At least that’s what the industry’s savviest players say. 

“In today’s world, successful companies need an agile, diversified, resilient supply chain,” said Patrice Louvet, president and CEO of Ralph Lauren Corp., in an interview.

“We have dramatically diversified our supply chain from where it stood seven, eight years ago, where it was quite dependent on just a few markets,” Louvet said. “Today, we have a supply chain that combines near-shoring, multisite sourcing on given products.” 

Ralph Lauren imported 15 percent of its goods from China in fiscal 2024, down from about 33 percent five years earlier. 

“We are well positioned to continue to navigate what’s going to be a volatile environment,” Louvet said. 

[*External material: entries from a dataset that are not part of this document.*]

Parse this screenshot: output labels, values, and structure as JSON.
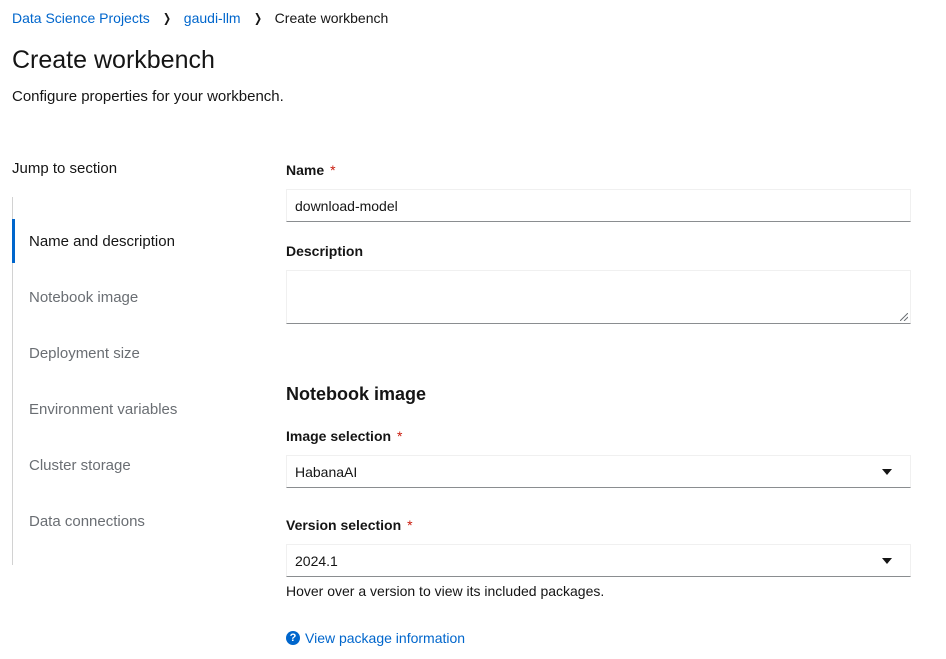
{
  "breadcrumb": {
    "items": [
      "Data Science Projects",
      "gaudi-llm"
    ],
    "current": "Create workbench"
  },
  "page": {
    "title": "Create workbench",
    "description": "Configure properties for your workbench."
  },
  "jump": {
    "title": "Jump to section",
    "items": [
      "Name and description",
      "Notebook image",
      "Deployment size",
      "Environment variables",
      "Cluster storage",
      "Data connections"
    ],
    "active": "Name and description"
  },
  "form": {
    "name_label": "Name",
    "name_value": "download-model",
    "description_label": "Description",
    "description_value": "",
    "notebook_section": "Notebook image",
    "image_label": "Image selection",
    "image_value": "HabanaAI",
    "version_label": "Version selection",
    "version_value": "2024.1",
    "version_helper": "Hover over a version to view its included packages.",
    "package_link": "View package information",
    "required_mark": "*"
  },
  "icons": {
    "breadcrumb_separator": "chevron-right-icon",
    "select_caret": "caret-down-icon",
    "help": "question-circle-icon"
  },
  "colors": {
    "link": "#0066cc",
    "required": "#c9190b",
    "nav_active": "#0066cc",
    "nav_inactive": "#6a6e73"
  }
}
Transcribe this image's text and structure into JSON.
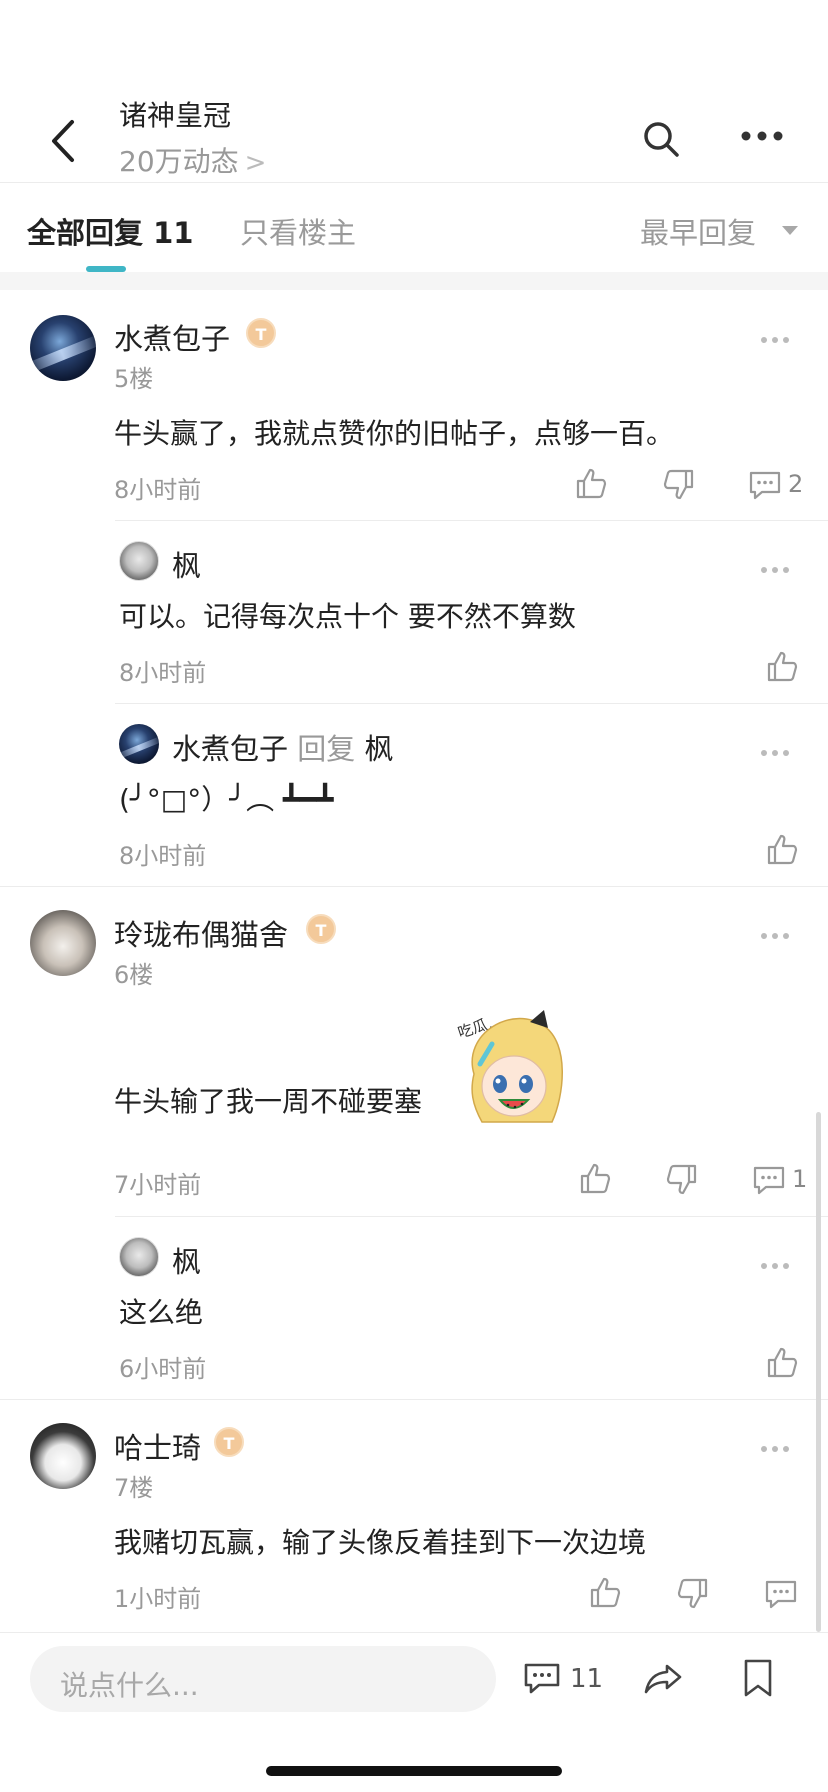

Just how volatile is still anybody’s guess. 

At the very least, the tone is changing in Washington, as is clear from Trump’s social media greeting at the start of the holiday season: 

“Happy Thanksgiving to all, including to the radical left lunatics who have worked so hard to destroy our country, but who have miserably failed, and will always fail, because their ideas and policies are so hopelessly bad that the great people of our nation just gave a landslide victory to those who want to make America great again! Don’t worry, our country will soon be respected, productive, fair and strong, and you will be, more than ever before, proud to be an American!”